The other new places: Wet'n'reckless, Intergalactic, Groundswell, and Nickel all were mostly positive visits. WNR is tiny tiny tiny, but the beers were good. Intergalactic and Groundswell were both fun places, with nice space and good beers. Nickel is intriguing since it's in that 1500 people mountain town. The beers were interesting, but average. I would likely go back as there's something that tells me they will improve.
The only non-SD brewery I went to was Arizona Wilderness outside of Phoeniz, AZ. They recently were awarded RateBeer's "2013 Best New Brewery in the World" title... and I'm not sure why after my visit. When I went they had 5 beers on tap, none of which I would drink again as they were average at best. Service was slow and the food we ordered was just okay (fries were great though). I'm not saying AZW is a bad brewery/brewpub, and for all I know I could've been there on a bad night, but results from my one point of data inducate I'd rather go to dozens of other places before I go to AZW again.

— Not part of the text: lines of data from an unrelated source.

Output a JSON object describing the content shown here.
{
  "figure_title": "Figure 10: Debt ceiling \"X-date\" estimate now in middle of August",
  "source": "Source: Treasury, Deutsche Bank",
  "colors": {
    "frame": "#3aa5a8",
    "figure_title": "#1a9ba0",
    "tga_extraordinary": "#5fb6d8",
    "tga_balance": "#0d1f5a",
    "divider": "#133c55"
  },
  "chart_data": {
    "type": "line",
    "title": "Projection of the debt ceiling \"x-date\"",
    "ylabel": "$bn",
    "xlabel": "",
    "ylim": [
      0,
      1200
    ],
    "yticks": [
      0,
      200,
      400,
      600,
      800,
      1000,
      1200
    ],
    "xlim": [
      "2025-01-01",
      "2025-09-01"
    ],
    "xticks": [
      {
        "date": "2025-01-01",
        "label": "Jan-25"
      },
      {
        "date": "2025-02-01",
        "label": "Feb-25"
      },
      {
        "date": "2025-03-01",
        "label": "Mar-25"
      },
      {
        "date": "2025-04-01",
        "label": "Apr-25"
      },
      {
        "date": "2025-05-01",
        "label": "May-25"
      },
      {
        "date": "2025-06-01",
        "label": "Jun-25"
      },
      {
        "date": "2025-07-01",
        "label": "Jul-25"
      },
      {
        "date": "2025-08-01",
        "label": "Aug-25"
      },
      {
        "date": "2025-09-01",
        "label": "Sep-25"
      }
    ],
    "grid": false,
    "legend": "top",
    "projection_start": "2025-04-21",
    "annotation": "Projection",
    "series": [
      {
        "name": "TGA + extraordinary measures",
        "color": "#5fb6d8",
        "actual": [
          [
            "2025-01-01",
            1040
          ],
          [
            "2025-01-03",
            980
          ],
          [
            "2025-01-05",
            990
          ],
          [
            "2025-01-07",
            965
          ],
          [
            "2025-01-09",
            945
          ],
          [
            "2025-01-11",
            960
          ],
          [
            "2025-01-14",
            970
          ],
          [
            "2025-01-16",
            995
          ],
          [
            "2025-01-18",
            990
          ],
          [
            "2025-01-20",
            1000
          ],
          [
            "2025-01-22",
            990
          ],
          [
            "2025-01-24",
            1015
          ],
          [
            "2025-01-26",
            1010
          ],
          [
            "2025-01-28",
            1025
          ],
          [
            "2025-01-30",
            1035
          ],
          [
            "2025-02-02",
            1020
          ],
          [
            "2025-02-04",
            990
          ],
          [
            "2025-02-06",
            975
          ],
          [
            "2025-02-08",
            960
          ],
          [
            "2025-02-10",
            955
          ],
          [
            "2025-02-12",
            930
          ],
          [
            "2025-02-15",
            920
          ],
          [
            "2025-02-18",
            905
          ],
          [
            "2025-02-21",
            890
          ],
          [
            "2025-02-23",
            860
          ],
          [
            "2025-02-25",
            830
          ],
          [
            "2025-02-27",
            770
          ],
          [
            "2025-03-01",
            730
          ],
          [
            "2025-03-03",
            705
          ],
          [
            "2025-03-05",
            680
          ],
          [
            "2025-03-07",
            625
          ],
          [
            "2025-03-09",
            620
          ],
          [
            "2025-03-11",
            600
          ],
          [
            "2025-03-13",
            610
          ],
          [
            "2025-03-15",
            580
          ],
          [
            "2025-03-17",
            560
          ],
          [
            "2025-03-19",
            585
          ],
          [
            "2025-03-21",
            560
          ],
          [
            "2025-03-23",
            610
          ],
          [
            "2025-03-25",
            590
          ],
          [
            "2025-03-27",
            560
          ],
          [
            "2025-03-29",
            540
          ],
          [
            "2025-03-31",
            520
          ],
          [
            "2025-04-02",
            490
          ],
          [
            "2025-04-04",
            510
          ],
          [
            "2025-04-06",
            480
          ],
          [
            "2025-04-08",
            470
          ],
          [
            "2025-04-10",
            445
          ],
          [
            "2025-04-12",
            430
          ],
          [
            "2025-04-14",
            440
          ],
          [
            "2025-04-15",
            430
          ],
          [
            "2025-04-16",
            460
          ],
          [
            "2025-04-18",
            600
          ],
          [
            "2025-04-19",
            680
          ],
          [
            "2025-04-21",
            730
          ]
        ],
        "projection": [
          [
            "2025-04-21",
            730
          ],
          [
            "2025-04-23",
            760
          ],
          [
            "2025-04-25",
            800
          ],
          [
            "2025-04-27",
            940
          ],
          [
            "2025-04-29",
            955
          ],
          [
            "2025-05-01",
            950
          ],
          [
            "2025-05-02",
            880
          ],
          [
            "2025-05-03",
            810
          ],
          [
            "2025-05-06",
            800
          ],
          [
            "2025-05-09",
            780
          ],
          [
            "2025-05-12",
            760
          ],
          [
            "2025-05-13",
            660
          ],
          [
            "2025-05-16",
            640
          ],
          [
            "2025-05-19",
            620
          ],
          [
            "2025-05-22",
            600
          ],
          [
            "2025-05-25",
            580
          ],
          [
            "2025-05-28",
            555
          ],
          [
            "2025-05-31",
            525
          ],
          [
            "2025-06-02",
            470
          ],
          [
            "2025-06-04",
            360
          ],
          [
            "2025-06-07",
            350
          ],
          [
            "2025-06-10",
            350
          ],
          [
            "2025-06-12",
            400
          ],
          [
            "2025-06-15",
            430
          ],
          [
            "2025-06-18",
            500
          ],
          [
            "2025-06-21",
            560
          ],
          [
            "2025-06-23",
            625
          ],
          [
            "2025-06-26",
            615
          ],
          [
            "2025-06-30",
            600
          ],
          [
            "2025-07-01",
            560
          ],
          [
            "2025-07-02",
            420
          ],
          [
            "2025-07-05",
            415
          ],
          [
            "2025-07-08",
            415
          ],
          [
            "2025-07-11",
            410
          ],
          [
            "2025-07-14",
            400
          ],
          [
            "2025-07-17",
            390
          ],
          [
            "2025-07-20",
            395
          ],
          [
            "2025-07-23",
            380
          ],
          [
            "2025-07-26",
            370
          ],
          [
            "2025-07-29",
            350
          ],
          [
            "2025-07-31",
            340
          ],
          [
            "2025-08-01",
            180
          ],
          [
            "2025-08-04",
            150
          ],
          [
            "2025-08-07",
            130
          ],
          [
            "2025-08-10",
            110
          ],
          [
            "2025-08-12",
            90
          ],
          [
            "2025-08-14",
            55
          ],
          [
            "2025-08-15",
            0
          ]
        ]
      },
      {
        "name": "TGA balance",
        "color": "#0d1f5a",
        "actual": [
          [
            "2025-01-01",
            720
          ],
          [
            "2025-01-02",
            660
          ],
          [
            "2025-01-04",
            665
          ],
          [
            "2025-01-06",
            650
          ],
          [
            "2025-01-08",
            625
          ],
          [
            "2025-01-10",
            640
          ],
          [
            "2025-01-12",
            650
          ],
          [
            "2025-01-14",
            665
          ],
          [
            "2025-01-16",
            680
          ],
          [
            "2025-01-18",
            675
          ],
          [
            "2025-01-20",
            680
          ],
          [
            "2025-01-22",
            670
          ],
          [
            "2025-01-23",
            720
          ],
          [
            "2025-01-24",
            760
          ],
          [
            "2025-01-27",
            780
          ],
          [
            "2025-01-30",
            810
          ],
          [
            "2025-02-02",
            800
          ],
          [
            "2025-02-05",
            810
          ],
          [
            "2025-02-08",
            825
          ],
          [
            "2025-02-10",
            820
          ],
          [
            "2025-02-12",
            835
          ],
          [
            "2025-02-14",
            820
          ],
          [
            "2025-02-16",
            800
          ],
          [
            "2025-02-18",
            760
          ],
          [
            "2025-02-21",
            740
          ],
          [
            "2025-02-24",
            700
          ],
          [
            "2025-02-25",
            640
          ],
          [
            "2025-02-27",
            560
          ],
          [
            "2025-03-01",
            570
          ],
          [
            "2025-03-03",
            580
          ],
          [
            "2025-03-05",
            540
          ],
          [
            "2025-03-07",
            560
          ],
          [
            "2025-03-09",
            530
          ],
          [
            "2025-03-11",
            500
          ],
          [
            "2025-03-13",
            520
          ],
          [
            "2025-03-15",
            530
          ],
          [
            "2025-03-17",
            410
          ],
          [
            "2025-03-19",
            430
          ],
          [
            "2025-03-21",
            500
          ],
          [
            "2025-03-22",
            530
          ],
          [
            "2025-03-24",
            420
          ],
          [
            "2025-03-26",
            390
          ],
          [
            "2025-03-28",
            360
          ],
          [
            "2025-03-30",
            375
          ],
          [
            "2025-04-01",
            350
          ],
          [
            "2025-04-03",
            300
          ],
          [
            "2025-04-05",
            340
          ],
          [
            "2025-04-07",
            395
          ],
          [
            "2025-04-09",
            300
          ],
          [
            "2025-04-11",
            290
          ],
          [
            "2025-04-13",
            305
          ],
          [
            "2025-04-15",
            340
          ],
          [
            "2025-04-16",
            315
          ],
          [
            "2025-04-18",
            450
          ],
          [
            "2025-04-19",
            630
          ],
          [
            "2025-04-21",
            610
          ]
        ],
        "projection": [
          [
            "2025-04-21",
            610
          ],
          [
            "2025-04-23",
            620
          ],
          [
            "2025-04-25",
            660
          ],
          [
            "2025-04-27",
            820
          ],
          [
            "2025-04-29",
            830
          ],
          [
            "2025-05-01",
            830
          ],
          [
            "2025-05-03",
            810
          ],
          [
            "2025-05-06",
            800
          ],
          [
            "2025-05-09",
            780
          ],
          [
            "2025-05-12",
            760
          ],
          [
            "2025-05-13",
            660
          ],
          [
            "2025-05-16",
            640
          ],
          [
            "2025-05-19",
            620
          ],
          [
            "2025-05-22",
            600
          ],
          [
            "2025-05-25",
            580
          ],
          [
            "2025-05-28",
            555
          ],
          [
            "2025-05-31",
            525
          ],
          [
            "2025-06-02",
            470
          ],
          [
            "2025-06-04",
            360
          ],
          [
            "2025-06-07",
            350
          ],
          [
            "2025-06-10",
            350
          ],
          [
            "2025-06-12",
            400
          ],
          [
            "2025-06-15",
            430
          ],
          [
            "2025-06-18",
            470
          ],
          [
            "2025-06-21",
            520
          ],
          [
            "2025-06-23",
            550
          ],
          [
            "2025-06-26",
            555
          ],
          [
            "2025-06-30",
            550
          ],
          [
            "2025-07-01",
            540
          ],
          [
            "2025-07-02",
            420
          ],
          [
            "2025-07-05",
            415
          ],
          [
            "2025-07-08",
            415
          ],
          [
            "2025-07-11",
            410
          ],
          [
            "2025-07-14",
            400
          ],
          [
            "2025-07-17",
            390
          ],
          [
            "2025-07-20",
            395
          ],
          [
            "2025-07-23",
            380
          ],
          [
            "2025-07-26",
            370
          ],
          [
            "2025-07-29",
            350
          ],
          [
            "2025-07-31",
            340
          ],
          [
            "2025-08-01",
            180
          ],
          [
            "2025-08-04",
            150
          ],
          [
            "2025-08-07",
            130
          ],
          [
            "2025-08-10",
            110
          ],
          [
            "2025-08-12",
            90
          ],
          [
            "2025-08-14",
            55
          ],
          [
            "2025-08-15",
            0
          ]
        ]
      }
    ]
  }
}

Most of the other breweries I visited this time around were places i'd been to before or places that had a new location (Stone and Coronado). One thing that really struck me about a lot of the places was the amount of inviting space they have available for beer drinkers to lounge around in; something that Indy breweries are sorely lacking. There are few places that come to mind around here that I would actually spend time in other than to fill my growler. It's unfair to compare Indy breweries to posh beer landmarks like Stone and Green Flash, but there are breweries in San Diego that do a lot more with a lot less and that's ignoring the weather and geographic advantages they may have. There's a fair amount of breweries in Indy that make better beer, but I'd pick the SD counterparts just because they're a lot more inviting. In other words It's time for places to start thinking outside the (cold concrete) box. Again, it's unfair to compare the scenes in my 2 homes, but there's a lot that can be learned from San Diego's beer community... I mean they've got to be doing something right if they can sustain all those breweries.
Whether or not you've been there before, there's always something new to explore in the San Diego craft beer scene. I would highly recommend anyone with a serious interest in craft beer take a trip there and spend at least few days exploring. You will come away with a serious appreciation for the San Diego beer scene... just don't blame me if you don't want to leave.